On May 27, 2021, clients Denise Hobbs and Esther Jones, two women who are among the hundreds who experienced sexual harassment as Cook County Jail employees, held a press conference at HSPRD calling for Sheriff Tom Dart to reach a fair resolution in their lawsuit and to implement polices protecting employees from indecent exposure and masturbation. The women are represented by HSPRD attorneys Caryn C. Lederer, Emily Brown, Karen Villagomez, and paralegal Katie Freund, along with Marni Willenson of Willenson Law, LLC, Noelle Brennan of Noelle Brennan & Associates, Ltd., Shelly Kulwin of Kulwin, Masciopinto & Kulwin, LLP and Ellen Eardley, Joshua Karsh, and Cyrus Mehri of Mehri & Skalet, PLLC.
Sexual harassment victims filed the lawsuit in 2017, at the same time that a group of women public defenders filed a similar class action suit against the same parties. The Cook County Sheriff’s Office and the Cook County Board of Commissioners settled the public defenders’ case more than a year ago–but the Jail staff are still waiting for their own resolution, which they hope will improve conditions in the Jail.
Denise Hobbs, who grew up on the South Side of Chicago and who had worked in the Corrections Department since 2007, initiated the lawsuit with several other women because of the intolerable conditions she experienced at the Cook County Jail.
“One detainee came up to me during lock-up and said ‘you make my dick hard.’ I reported this to my supervisors and one told me, ‘that’s a compliment,’” said Ms. Hobbs. “Another time I filed a disciplinary report after a detainee masturbated at me but the only response I got was a male officer who had read the report coming up to me and saying, ‘You still got it.’”
“I could easily encounter someone doing an act of sexual harassment each day. It was like this was a norm in the department that you were supposed to get used to,” said Ms. Hobbs. “I’m pursuing this lawsuit in the interests of the other women who are still working there in the unsupportive and toxic environment I experienced.”

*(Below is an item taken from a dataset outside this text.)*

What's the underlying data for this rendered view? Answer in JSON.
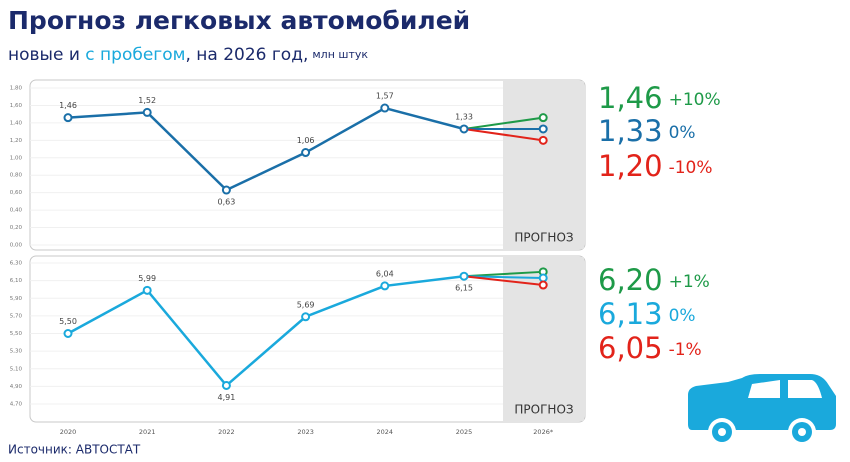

The hundreds of women involved in the two lawsuits have all been subjected to extreme sexual harassment by male detainees at the jail and courthouse, including masturbation attacks, an epidemic of indecent exposure, and a barrage of sexualized epithets, sexual vulgarities, and threats of sexual violence. The women say that the County and Sheriffs’ Office have failed to take this harassment seriously, have failed to take meaningful steps to prevent it, and that no women—in any setting—should be subjected to masturbation or sexual threats and sexually harassing comments in the workplace. But, unlike the public defenders’ lawsuit, the Sheriff and County appealed the Jail staff’s class action status, forcing women to individually join the case to pursue their sexual harassment claims.
At the press conference, attorneys for the female Jail staff dispelled false rumors spreading through the Jail that the case is over. The attorneys clarified that the case is, in fact, still headed toward trial, and that Jail staff who have not formally joined the case must do that if they want to be to be included in the case and pursue sexual harassment claims. The attorneys are in the process of contacting well over 1,000 women who work at the Jail and Courthouse to notify them. The judge presiding over the case recently set a July 7, 2021 deadline for women to join the lawsuit.
The number of women joining the suit is ultimately expected to exceed 500 and could be hundreds more. The women work in a wide range of jobs at the Jail (and the adjoining Leighton Courthouse and Cook County Health facilities)—including as correctional officers, courtroom deputies, inmate services workers, law librarians, paramedics, nurses, therapists, and other health care employees at the Cook County Jail.